It's as true now as it was five years ago. The ability to measure teachers' relative effectiveness is the backbone of any talent management strategy. However, a new study adds to some evidence that, although a relatively reliable measure, teacher observations may be capturing more than we would like.
Using data collected originally for the 2009-2013 MET Project, Shanyce Campbell (University of California, Irvine) and Matthew Ronfeldt (University of Michigan) found that a teacher's observation score is significantly influenced by the type of students taught or the teacher's gender. All other factors being equal, male teachers, as well as teachers with more low-achieving and minority students, tend to receive lower observation scores. These results appear robust, as previous research has also found that teachers assigned to lower-performing students are more likely to earn lower observation scores.
What does this mean? Two possible explanations emerge. The first is that these groups of teachers are in fact weaker on average—not implausible given that numerous past studies have found that disadvantaged schools and students have lower-quality teachers.
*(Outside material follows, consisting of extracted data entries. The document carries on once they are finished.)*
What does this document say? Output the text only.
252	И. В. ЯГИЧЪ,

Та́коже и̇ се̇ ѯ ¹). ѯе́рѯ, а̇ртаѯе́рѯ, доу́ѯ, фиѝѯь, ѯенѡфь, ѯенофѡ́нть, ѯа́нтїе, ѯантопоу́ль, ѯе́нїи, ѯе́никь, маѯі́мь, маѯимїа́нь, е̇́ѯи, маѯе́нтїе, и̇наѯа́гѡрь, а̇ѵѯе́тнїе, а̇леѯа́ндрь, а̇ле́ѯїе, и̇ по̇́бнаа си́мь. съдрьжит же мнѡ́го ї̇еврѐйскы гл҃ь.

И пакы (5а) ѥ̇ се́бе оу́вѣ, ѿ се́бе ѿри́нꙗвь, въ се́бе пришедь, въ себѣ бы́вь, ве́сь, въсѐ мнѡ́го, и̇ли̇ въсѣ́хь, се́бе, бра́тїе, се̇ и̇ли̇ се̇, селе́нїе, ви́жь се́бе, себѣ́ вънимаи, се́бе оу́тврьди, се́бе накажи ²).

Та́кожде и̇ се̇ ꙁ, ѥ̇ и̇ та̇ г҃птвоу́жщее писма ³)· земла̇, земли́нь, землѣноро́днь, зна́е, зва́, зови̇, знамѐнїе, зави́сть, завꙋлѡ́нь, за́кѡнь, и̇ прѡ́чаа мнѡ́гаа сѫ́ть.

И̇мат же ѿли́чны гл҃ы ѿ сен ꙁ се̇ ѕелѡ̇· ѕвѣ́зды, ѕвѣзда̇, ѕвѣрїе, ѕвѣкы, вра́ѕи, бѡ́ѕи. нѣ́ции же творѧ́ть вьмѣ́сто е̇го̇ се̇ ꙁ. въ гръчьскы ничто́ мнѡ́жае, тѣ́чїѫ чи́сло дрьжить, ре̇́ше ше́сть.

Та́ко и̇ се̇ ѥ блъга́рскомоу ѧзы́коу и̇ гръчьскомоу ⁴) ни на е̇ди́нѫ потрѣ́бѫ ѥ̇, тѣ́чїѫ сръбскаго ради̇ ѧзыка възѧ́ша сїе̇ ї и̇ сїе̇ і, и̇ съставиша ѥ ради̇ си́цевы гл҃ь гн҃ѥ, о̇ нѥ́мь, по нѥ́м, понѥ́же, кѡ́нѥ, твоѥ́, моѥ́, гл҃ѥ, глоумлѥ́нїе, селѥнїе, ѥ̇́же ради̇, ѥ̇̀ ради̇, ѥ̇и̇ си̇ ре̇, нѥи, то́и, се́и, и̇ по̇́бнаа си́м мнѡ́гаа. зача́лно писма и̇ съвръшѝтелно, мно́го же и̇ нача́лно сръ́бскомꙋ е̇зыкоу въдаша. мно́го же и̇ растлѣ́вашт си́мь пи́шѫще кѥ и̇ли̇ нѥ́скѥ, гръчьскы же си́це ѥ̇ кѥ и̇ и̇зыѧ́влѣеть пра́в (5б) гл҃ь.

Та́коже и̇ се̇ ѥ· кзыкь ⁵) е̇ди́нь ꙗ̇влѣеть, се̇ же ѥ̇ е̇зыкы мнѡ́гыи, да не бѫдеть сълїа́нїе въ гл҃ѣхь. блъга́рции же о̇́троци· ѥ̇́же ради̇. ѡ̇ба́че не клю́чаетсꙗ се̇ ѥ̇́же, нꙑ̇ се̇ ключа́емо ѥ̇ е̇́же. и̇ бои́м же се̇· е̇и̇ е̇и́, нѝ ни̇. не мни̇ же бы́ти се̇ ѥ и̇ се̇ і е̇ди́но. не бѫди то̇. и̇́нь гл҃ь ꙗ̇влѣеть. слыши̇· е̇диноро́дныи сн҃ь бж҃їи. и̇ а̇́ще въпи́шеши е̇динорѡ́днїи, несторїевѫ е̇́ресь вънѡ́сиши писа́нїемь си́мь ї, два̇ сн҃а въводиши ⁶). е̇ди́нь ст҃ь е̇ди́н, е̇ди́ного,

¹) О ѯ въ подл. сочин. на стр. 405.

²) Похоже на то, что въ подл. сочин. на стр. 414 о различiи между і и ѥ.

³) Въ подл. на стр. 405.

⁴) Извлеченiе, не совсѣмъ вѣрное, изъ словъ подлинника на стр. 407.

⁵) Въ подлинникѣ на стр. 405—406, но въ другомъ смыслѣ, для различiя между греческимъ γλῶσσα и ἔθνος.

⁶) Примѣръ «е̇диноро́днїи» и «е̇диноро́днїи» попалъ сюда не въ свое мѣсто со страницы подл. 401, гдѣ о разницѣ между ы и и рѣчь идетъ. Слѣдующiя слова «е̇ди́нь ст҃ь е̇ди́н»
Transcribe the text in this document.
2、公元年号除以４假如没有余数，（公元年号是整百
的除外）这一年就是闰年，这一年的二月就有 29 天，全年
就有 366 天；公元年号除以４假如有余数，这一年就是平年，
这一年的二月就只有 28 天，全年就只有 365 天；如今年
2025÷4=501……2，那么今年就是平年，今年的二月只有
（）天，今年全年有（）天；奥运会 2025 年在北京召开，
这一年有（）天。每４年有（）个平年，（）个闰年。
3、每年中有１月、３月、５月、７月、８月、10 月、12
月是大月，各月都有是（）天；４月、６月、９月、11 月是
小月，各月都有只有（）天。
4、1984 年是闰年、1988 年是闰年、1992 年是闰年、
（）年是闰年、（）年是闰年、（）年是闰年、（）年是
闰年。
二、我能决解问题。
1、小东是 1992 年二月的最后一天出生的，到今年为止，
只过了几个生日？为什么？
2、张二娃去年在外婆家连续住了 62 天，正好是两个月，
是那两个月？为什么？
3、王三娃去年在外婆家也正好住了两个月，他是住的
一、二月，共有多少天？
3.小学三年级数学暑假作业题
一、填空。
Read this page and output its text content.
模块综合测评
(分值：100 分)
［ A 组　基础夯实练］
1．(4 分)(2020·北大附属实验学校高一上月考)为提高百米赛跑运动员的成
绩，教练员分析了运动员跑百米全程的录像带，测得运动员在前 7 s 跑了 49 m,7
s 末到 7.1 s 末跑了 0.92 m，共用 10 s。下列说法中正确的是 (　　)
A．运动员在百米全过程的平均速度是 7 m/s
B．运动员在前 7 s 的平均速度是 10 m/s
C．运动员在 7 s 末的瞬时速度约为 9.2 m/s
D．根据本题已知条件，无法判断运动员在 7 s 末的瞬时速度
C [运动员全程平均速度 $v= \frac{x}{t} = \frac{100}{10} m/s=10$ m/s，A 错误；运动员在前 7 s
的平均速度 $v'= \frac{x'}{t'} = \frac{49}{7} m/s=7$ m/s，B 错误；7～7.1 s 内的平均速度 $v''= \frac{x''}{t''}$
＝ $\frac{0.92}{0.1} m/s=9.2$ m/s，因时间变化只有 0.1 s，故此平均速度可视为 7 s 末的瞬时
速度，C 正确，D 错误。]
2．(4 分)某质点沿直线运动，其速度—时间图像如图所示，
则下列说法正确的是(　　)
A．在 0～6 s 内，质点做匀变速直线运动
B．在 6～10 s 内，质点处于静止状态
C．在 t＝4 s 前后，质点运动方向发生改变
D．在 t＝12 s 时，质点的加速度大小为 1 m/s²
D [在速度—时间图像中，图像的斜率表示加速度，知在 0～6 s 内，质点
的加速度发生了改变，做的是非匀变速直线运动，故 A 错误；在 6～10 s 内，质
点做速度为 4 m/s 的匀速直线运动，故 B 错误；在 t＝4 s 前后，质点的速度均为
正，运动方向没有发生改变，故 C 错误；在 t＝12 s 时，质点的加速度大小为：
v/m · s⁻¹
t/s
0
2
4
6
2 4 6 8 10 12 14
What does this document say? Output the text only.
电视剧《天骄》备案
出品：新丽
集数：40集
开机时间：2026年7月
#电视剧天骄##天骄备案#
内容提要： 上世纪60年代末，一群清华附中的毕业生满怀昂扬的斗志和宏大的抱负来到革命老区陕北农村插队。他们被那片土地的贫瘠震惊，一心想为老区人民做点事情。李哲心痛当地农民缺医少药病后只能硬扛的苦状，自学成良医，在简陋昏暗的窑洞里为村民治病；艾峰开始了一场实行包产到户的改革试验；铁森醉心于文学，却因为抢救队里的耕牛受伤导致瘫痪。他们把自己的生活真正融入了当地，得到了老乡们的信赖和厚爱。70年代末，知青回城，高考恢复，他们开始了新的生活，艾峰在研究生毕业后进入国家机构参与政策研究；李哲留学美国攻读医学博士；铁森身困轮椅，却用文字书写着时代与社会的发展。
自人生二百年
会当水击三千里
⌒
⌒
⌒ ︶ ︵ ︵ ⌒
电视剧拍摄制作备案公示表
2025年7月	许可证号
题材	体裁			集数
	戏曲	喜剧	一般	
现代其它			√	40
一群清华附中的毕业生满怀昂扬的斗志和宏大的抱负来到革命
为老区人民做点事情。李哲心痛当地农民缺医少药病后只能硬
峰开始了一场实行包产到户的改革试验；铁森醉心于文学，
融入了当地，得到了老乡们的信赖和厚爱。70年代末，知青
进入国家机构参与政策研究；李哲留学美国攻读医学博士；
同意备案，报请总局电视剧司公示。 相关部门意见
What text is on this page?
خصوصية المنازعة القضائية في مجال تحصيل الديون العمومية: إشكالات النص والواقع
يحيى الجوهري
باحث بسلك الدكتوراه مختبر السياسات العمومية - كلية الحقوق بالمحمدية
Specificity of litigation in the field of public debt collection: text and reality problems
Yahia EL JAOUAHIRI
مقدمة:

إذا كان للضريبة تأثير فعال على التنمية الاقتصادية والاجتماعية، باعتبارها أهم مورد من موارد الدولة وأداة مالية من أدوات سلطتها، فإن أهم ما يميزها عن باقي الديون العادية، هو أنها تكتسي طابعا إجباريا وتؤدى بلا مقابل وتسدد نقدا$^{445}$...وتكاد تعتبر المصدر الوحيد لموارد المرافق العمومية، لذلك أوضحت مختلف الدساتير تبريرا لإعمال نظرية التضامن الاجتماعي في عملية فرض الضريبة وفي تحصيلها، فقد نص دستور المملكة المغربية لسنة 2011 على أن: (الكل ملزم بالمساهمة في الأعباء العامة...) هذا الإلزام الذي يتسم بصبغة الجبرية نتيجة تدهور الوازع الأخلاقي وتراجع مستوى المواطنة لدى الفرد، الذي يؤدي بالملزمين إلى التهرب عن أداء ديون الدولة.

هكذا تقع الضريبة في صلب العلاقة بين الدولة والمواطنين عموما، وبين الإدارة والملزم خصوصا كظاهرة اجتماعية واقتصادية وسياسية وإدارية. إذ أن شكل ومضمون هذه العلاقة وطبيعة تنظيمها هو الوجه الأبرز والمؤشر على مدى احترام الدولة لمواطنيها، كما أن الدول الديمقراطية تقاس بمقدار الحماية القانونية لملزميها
The second explanation is that evaluators are biased against male teachers or teachers who work with lower-income or minority students. Based on further analysis, the study's authors leaned toward the latter explanation.
To mitigate against any potential bias and to build confidence in the accuracy of ratings, districts should use multiple observers and regularly check the validity of data. Putting in place checks on the validity (e.g., by comparing ratings between two observers) and reliability (e.g., by looking for drift in ratings over time) is good practice for any evaluation. Furthermore, evaluation systems that combine multiple measures consistently produce more stable results.
Identifying flaws in evaluation systems is not a reason to abandon them completely, but it is a reason for states to mitigate such flaws.